Werner Heisenberg, famous for his uncertainty principle, was the first to use the term "entanglement." He also wrote that "Science rests on experiments, [but] science is rooted in conversations." In other words, the intellectual dialogues of scientists, played out in face-to-face conversations and arguments, are as important as the resulting theories.

Beginning with that idea of human interaction as a form of entanglement, Gilder re-creates a series of conversations that show us both the history and the excitement of scientific discovery. Using letters, papers and interviews, she brings to life the actual making of science, showing us conversations that took place in coffee shops and corridors, in labs and at universities, at social hours at science conferences and during long walks and even tram car journeys. Her dramatic reconstructions—especially in Europe in the 1920s, when the founders of quantum mechanics constantly met and talked and argued—make it clear that for all their intellectual struggles, this amazing collection of people—which included Einstein, Schrodinger, Bohr, Heisenberg and Pauli—were having the time of their lives.

Almost from the start quantum theory predicted entanglement. Two matching light photons, for example, will always display that same state, no matter how far apart they move. It's something like sets of twins who, even if separated at birth, often lead very similar lives; and it is so peculiar that in 1935 Einstein, unhappy with quantum entanglement, co-authored a paper in which he called it "spooky action-at-a-distance."

The rise of Nazi Germany cut short that series of conversations, and it was a quarter-century before science once again settled into some kind of normality. This second phase is Gilder's "rebirth," and she introduces yet another wonderful cast of characters, most notably John Bell, who built on Einstein's paper with the notion of "hidden variables" as a way to explain the "spooky" action of quantum particles. We now can create machines to test our understanding of quantum reality—where mass and distance are vanishingly small and energy levels are enormous—and over the years a series of experiments has proved this long-distance, instantaneous interrelationship of quantum particles actually happens. Bell spent much of his too-brief life at CERN, the European scientific establishment near Geneva, which has recently completed the Large Hadron Collider, the world's largest accelerator. The quantum story is far from over.

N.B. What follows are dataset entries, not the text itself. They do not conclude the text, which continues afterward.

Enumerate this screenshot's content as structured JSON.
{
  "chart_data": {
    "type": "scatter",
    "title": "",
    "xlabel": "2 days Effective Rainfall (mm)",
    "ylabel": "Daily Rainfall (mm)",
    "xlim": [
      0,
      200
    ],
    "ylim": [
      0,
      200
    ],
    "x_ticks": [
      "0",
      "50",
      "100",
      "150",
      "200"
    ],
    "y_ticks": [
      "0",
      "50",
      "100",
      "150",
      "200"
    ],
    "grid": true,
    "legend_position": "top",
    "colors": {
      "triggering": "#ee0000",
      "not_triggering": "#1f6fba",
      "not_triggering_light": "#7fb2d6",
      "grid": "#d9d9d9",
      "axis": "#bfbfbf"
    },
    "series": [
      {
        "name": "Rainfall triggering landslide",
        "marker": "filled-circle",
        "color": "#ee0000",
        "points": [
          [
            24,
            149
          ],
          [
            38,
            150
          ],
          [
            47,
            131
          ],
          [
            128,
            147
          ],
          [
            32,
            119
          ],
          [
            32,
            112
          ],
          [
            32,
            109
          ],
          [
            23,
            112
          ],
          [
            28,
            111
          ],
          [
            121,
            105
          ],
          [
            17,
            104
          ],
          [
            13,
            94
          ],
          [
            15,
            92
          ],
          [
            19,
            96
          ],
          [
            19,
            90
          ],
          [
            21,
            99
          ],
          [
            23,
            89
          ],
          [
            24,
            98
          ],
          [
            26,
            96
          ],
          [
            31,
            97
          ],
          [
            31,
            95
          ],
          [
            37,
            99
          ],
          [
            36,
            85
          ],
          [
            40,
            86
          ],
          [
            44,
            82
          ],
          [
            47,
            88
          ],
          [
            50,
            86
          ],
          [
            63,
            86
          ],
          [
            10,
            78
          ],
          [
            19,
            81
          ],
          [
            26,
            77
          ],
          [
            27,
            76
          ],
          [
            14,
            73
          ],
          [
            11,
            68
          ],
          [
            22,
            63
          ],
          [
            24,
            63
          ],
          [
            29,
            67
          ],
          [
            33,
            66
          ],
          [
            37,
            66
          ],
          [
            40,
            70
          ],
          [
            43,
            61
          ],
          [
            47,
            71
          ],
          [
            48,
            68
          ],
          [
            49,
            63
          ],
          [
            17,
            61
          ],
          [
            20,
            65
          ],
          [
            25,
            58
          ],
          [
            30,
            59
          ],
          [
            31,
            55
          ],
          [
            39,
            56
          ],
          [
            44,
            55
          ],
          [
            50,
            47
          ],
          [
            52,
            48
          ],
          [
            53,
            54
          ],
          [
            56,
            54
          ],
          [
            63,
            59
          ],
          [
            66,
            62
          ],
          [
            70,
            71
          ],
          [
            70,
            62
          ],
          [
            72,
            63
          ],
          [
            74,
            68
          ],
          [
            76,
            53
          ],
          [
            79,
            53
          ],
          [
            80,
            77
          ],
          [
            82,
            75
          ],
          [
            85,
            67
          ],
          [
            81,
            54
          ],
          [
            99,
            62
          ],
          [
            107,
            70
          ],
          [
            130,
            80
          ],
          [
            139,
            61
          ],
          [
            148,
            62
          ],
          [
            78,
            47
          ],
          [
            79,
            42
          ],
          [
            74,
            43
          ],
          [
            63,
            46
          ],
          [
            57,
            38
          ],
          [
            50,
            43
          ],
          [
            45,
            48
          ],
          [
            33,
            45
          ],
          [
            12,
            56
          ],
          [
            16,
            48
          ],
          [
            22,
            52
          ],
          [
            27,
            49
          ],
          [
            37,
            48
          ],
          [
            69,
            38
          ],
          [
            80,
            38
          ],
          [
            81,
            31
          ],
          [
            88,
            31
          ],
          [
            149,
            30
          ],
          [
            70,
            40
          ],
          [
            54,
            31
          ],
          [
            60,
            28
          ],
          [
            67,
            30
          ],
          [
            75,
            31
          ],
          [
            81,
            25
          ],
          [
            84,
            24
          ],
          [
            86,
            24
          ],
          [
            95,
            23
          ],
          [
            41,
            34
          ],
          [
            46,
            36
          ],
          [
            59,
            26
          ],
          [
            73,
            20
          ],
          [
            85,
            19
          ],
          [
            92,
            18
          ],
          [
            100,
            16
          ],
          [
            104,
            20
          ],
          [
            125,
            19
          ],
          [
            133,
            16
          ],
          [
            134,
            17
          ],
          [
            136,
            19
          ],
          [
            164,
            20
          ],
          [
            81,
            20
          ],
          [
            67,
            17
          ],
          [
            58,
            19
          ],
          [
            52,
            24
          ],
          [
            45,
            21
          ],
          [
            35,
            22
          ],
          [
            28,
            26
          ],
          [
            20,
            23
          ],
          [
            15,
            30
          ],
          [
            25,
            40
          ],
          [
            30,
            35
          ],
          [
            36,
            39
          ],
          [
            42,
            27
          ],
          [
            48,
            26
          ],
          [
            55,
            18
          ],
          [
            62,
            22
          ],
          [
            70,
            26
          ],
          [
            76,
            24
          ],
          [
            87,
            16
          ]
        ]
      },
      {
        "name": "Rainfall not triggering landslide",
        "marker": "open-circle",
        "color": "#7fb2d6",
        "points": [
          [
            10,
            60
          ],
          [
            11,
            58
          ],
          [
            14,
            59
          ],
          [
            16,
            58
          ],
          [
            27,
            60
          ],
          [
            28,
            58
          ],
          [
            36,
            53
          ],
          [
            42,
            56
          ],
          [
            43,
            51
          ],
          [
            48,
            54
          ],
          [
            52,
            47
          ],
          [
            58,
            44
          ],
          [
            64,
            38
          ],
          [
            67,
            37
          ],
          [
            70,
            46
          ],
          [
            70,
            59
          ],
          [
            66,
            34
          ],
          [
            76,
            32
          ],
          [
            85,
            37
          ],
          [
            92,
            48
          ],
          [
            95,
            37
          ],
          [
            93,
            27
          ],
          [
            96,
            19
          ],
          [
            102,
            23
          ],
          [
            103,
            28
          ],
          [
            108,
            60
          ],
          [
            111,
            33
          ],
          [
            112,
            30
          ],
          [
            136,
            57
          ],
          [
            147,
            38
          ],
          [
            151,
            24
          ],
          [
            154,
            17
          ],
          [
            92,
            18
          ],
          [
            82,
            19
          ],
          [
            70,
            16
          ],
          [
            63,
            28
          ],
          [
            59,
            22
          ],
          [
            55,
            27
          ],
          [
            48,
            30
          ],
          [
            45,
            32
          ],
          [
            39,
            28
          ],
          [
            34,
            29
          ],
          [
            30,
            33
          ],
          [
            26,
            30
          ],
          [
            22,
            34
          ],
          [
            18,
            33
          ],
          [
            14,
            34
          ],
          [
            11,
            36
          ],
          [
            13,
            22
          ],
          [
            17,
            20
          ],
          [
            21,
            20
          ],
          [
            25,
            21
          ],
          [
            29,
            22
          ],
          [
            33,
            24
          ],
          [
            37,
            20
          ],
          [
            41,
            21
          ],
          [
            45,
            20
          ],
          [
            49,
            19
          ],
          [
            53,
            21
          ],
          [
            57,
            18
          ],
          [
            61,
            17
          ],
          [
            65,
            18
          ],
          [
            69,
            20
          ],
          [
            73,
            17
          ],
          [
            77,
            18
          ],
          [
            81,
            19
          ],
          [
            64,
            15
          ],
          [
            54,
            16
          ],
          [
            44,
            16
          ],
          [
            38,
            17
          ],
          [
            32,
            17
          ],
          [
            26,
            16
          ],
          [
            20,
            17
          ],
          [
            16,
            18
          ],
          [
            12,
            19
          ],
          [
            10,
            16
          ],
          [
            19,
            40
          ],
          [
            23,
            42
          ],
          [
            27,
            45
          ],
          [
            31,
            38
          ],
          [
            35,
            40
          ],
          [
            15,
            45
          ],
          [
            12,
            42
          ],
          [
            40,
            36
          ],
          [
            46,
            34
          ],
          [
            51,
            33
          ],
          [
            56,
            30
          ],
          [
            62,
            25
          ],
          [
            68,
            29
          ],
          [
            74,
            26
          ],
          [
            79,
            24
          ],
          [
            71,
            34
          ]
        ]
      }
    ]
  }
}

None of us, living our lives, have any idea what's coming tomorrow. Science, too, though it may seem like a string of self-evident formulae, is actually a half-blind and incremental advance toward a goal that can only be proven after it is discovered. Gilder's portrayal of science as conversation is dramatic and lively, and she's very good at describing both the excitement and frustration of scientific discovery. The Age of Entanglement is a brilliant and remarkable book—but be warned that even after reading it, you still may not understand quantum physics.